Theresa Cody, an associate research scientist at the Fish and Wildlife Research Institute, said there’s no doubt the kill is related to conditions created by extreme heat. There haven’t been any documented algal blooms as of late July, according to FWC’s satellite imagery, she said. But that could change.

In the meantime, marine life — including spiny lobsters and spider crabs — are still struggling.

“As with all animals, fish can maintain normal physiological function only within a certain temperature range, and outside that range their body systems can’t function,” she said. “The higher the temperature, the faster the change. The longer the hot conditions last, the more difficult it is for fish to survive.”

Is seagrass next?

Scientists are also monitoring the sprawling shallow seagrass beds, known as “flats” to anglers, that are the dominant habitat in Florida Bay.

FIU professor James Fourqurean and his lab, which specializes in seagrass, is bracing for damage — if not now, then not far down the road.

“We should only expect it to get hotter, for the bay to get saltier and for oxygen problems to increase,” Fourqurean said. “If we don’t see huge seagrass die-offs this year and it stays this hot next year, there’s no reason to expect we won’t see it happen next year.”

It’s happened before — in 1987, about 60,000 acres of seagrass withered and the muddy bay bottom turned the water the color of coffee-and-cream anytime the waves kicked up. At the time, Fourqurean was a graduate student working with the Audubon Society when a fishing guide called it to his attention.

“I said, ‘It’ll blow away in the winter. Don’t worry about it,’” he said. “Man, that was wrong. The next year, it was bigger and the year after that it was bigger.”

That die-off, and others in the past, have been driven by skyrocketing salinity levels, not soaring temperatures. The bay is what scientists consider an estuary, where freshwater blends with salt water in near-shore zones. Development over the decades — most notably the construction of the Tamiami Trail — bottled up the natural flow of freshwater through the southern Glades and into Florida Bay, throwing the salt-fresh mix out of whack many years with damaging results.

Florida Bay has seen a general decline in seagrass and a fish populations that are vital to the guiding business. Some years have been worse than others. Most recently, in 2015, Capt. Benny Blanco said he nearly went under due to a mass seagrass die-off. An estimated 40,000 acres of seagrass were decimated in the bay.

Blanco, who advocates for the environment with nonprofit Captains for Clean Water, said tourism in the area took a major blow. It took years to rebuild his clientele.

“All of the older generation guys retired; the younger generation guys quit,” Blanco said. “There weren’t enough fisheries to sustain our business.”

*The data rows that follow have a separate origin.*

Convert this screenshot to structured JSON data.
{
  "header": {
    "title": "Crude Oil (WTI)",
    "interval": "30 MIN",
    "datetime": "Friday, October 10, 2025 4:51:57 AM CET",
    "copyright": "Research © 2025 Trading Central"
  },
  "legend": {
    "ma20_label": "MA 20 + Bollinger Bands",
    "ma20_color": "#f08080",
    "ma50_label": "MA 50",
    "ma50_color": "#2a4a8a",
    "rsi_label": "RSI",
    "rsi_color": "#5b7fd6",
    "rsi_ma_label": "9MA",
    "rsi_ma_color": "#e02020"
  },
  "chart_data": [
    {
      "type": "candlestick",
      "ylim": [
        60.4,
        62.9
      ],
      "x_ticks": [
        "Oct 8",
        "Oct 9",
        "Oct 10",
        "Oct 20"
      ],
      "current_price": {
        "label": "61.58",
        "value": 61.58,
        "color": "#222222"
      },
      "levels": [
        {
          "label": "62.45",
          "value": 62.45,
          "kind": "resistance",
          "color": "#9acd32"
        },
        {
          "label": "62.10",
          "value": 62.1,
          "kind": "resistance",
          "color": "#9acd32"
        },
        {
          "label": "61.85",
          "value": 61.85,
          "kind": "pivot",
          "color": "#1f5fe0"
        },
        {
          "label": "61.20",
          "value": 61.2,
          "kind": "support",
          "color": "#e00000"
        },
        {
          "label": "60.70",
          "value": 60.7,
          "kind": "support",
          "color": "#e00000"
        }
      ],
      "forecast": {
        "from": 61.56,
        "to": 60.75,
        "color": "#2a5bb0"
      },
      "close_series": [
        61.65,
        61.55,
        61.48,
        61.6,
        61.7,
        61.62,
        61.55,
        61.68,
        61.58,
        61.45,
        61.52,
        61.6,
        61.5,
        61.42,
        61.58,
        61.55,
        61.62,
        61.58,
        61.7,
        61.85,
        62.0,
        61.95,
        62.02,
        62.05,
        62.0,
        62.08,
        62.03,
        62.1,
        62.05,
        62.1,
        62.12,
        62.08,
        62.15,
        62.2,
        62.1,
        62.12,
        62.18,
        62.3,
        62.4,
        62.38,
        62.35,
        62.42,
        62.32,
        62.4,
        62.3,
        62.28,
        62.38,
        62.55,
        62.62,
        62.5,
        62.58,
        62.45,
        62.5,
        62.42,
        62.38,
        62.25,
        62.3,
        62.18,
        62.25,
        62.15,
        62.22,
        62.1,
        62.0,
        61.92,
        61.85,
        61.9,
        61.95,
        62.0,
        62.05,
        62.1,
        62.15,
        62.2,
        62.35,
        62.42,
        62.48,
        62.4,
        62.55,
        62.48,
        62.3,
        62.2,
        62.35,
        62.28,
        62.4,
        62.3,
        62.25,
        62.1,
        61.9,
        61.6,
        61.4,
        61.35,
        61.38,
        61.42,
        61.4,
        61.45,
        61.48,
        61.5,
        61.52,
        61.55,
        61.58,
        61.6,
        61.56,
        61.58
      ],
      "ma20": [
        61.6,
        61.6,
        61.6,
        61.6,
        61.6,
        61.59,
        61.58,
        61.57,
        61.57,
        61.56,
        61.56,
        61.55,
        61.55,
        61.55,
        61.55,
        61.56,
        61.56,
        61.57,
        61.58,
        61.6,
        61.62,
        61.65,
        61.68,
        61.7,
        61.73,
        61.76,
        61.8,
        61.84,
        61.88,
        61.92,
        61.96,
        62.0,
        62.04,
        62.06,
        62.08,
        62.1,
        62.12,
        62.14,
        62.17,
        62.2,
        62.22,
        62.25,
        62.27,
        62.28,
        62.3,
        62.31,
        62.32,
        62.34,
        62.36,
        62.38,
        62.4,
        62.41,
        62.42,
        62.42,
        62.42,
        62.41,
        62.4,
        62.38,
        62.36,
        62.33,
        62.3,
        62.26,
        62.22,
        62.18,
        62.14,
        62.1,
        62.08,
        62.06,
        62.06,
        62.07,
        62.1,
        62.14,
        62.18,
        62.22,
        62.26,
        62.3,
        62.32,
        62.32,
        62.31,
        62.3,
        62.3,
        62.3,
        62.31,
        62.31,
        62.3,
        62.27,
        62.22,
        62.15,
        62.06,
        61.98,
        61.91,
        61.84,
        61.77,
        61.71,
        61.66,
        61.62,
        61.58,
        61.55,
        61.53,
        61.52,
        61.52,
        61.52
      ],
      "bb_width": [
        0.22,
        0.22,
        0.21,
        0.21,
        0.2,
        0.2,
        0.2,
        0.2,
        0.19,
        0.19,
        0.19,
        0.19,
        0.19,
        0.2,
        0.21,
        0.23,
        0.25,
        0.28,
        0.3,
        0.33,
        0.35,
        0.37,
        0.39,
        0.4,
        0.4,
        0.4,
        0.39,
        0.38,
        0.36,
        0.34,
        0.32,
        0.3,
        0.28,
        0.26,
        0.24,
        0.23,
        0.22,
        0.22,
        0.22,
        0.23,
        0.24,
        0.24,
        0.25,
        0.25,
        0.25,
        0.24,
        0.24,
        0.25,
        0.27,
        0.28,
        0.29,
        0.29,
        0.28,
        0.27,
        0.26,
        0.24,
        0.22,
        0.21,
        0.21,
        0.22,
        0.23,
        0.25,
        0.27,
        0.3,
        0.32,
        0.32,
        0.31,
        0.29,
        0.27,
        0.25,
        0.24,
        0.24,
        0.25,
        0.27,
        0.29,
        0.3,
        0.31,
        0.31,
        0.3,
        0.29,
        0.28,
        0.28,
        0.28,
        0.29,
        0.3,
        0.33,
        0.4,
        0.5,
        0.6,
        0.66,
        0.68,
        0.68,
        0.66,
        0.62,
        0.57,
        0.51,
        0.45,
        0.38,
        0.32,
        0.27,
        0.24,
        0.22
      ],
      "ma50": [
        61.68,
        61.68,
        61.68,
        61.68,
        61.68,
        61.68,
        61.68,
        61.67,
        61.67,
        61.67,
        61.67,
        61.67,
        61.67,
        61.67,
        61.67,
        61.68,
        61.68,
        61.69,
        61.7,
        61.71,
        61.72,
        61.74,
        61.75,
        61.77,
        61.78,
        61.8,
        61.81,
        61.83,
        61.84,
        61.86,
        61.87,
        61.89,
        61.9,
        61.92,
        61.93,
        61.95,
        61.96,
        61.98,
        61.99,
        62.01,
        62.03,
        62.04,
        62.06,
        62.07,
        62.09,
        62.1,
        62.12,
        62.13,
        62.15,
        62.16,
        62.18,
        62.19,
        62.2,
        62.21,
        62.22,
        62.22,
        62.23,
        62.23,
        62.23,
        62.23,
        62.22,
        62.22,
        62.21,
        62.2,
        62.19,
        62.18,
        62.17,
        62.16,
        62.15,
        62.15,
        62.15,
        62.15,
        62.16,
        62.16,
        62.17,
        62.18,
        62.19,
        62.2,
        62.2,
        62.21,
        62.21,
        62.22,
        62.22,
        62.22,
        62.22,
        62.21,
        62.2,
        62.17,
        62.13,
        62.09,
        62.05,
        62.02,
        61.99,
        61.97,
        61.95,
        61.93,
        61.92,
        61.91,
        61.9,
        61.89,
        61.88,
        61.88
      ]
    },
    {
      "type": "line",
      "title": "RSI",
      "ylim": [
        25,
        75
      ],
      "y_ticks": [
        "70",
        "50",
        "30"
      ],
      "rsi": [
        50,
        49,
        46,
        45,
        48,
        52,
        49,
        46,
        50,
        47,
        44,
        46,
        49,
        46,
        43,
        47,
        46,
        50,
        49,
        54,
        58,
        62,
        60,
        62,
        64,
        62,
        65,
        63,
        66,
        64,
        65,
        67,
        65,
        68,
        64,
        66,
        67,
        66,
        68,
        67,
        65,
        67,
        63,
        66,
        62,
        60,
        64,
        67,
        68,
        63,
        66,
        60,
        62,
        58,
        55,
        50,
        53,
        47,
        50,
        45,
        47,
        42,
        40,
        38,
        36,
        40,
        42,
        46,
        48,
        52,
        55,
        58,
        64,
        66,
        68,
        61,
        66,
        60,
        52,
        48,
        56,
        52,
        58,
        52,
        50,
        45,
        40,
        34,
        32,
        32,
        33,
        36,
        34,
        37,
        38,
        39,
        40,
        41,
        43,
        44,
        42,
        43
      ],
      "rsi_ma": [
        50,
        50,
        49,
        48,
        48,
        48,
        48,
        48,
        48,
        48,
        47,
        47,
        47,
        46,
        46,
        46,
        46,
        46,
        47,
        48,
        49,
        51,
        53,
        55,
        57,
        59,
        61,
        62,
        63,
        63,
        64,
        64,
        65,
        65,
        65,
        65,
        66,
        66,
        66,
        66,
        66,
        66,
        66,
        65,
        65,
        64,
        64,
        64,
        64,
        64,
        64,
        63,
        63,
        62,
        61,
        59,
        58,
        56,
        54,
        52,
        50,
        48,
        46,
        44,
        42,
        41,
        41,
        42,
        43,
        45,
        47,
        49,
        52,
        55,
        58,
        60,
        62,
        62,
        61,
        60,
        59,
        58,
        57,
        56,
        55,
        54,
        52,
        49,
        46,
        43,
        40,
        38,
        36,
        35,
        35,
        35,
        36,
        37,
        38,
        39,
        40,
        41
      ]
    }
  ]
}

The super steamy waters this summer are a new factor, its impacts still to be seen.

If there is positive news, it’s an increased freshwater flow through the Everglades might be the relief Florida Bay needs, said Kelly Cox, a Florida Audubon attorney and member of the Everglades Coalition, a group of environmental advocacy organizations fighting to protect a sprawling system that stretches from north of Lake Okeechobee down to Florida Bay.

Although much work remains in the multi-billion-dollar restoration effort, one project that may already be helping is the reconstruction of Tamiami Trail, which effectively acted as a freshwater dam since 1928. A series of bridges constructed along the road in the last decade have helped bring more water south — and future projects promise a far larger and regular flow of freshwater. State government has also signaled support for restoration: Florida’s latest budget, signed in June, designates nearly $700 million for Everglades efforts.

There’s a handful of other projects in progress Cox hopes will protect Florida Bay in the long term as water quality issues abound.

“Seagrasses are surviving right now,” Cox said. “But if you have those compounding stressors — continued extreme heat, algal blooms — they build off of one another, increasing the risk of ecosystem collapse. And one of our best defenses to that is Everglades restoration.”